FedGT: Federated Node Classification with Scalable Graph Transformer

Zhang, Zaixi, Hu, Qingyong, Yu, Yang, Gao, Weibo, Liu, Qi

arXiv.org Artificial Intelligence 

Graphs are widely used to model relational data. As graphs are getting larger and larger in real-world scenarios, there is a trend to store and compute subgraphs in multiple local systems. For example, recently proposed subgraph federated learning methods train Graph Neural Networks (GNNs) distributively on local subgraphs and aggregate GNN parameters with a central server. However, existing methods have the following limitations: (1) The links between local subgraphs are missing in subgraph federated learning. This could severely damage the performance of GNNs that follow message-passing paradigms to update node/edge features. To address the aforementioned challenges, we propose a scalable Federated Graph Transformer (FedGT) in the paper. Firstly, we design a hybrid attention scheme to reduce the complexity of the Graph Transformer to linear while ensuring a global receptive field with theoretical bounds. Specifically, each node attends to the sampled local neighbors and a set of curated global nodes to learn both local and global information and be robust to missing links. The global nodes are dynamically updated during training with an online clustering algorithm to capture the data distribution of the corresponding local subgraph. Secondly, FedGT computes clients' similarity based on the aligned global nodes with optimal transport. The similarity is then used to perform weighted averaging for personalized aggregation, which well addresses the data heterogeneity problem. Finally, extensive experimental results on 6 datasets and 2 subgraph settings demonstrate the superiority of FedGT. Many real-world relational data can be represented as graphs, such as social networks (Fan et al., 2019), molecule graphs (Satorras et al., 2021), and commercial trading networks (Xu et al., 2021).
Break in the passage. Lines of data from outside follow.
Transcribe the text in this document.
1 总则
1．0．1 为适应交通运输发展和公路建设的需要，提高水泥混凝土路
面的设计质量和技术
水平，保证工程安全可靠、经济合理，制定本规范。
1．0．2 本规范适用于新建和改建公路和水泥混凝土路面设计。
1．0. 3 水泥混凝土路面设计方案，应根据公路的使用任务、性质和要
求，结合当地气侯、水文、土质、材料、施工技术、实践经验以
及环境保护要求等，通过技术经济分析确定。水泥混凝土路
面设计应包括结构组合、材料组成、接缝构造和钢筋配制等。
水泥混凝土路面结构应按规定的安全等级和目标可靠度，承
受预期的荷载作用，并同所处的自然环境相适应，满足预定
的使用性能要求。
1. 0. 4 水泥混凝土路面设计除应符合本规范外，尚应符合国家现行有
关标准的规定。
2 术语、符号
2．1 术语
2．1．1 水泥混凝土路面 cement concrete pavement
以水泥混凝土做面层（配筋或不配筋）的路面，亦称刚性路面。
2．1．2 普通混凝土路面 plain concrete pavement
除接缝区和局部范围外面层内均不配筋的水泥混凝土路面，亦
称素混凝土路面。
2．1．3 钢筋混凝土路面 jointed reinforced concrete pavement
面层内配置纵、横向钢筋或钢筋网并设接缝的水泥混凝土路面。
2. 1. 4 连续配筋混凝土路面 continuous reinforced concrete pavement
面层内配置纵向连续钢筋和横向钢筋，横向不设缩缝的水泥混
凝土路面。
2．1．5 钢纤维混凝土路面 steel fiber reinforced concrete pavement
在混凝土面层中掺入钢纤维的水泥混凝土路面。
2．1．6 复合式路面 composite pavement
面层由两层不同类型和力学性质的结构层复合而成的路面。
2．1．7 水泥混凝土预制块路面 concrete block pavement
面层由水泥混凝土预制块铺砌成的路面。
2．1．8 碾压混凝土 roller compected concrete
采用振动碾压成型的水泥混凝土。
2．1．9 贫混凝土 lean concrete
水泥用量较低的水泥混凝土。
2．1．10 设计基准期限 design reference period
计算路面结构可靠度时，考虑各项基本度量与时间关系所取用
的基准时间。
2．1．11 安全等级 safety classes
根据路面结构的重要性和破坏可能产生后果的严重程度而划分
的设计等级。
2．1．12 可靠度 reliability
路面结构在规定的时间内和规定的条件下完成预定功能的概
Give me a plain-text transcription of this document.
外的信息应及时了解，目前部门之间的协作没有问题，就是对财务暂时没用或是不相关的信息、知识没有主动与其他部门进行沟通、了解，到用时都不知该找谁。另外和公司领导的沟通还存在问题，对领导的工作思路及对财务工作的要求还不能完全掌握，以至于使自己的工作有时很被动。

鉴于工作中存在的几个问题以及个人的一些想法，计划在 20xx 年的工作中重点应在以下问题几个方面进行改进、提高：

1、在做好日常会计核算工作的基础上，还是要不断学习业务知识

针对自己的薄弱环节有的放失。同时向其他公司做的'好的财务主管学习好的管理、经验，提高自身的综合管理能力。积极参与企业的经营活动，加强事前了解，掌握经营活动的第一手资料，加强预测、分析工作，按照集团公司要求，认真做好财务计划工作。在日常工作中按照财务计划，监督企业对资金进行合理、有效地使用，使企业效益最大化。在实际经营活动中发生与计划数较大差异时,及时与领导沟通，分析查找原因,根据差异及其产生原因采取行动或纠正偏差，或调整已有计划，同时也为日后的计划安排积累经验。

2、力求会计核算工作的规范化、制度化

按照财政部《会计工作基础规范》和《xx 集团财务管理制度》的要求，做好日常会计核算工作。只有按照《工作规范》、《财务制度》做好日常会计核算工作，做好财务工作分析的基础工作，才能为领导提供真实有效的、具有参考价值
Due to the ever-growing size of graph (Hu et al., 2020a) and stricter privacy constraints such as GDPR (Voigt & Von dem Bussche, 2017), it becomes more practical to collect and store sensitive graph data in local systems instead in a central server. For example, banks may have their own relational databases to track commercial relationships between companies and customers. In such scenarios, it is desirable to collaboratively train a powerful and generalizable graph mining model for business, e.g., loan prediction with distributed subgraphs while not sharing private data.